The refugees I met were in approximately equal numbers from Syria and Afghanistan but there where others from Iraq, Iran, Pakistan, Palestine, Eritrea, Somalia, Libya, Tunisia, Morocco and Nigeria. The majority travelled in family groups of two or three to twenty or more with members of all ages; babies, small children, teenagers, young men and women, parents and grandparents. There where groups of young men and individuals. Single mothers would often band together. I cannot say there was a particular mood of the refugees. Their outlook was as varied as they’re origins, background and situations; As varied as humanity. I saw moments of intense joy and optimism for what a future in Europe might mean as well as moments of despair at what the journey had cost. But without fail all the people I meet where always courteous and thankful.

I would like to convey a message to you from an anonymous Syrian mother.
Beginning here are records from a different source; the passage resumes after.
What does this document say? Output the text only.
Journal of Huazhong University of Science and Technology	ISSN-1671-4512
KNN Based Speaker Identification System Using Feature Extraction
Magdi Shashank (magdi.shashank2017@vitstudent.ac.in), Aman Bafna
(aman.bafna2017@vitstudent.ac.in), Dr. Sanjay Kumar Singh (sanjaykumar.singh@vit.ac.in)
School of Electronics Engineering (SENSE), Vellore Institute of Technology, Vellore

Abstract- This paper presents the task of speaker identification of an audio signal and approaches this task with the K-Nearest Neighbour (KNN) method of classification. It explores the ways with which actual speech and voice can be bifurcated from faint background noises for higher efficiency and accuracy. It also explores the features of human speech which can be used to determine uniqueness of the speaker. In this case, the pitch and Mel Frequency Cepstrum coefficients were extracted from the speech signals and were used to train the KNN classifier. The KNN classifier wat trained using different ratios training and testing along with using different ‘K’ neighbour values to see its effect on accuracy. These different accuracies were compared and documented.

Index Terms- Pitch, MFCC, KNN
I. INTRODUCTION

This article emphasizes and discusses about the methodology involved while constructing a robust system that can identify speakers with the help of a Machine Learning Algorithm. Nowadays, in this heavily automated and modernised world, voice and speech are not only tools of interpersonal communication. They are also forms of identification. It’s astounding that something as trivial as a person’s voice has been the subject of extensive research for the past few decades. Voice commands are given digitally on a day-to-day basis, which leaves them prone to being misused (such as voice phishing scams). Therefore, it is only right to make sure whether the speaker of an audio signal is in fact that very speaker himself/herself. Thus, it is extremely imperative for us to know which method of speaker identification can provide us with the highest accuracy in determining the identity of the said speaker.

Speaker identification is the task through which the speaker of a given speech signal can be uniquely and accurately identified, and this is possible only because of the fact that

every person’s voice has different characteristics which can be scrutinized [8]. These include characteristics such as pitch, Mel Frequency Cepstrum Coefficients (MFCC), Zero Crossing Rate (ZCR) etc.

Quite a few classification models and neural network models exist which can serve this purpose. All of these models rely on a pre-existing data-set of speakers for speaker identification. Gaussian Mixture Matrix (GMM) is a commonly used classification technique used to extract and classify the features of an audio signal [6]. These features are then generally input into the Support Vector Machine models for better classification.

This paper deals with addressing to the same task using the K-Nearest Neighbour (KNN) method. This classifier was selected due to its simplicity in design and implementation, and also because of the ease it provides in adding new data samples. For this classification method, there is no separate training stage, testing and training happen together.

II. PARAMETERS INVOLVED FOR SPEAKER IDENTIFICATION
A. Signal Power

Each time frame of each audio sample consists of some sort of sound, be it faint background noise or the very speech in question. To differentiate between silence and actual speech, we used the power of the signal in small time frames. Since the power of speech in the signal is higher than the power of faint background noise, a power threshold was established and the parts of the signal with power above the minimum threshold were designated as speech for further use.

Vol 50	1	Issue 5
She was wrestling to keep her place in a line for some dry clothes for her three children. A line I was trying and failing to hold. Upon realising my desperation, she looked up at me and said gently, as a mother would: “We are proud of you.” I think she meant it to all of us.

It was very difficult to leave Lesbos and it feels strange now I am back in London. I have every intension of returning soon.

Thank you all for your generous contributions that have made this opportunity possible.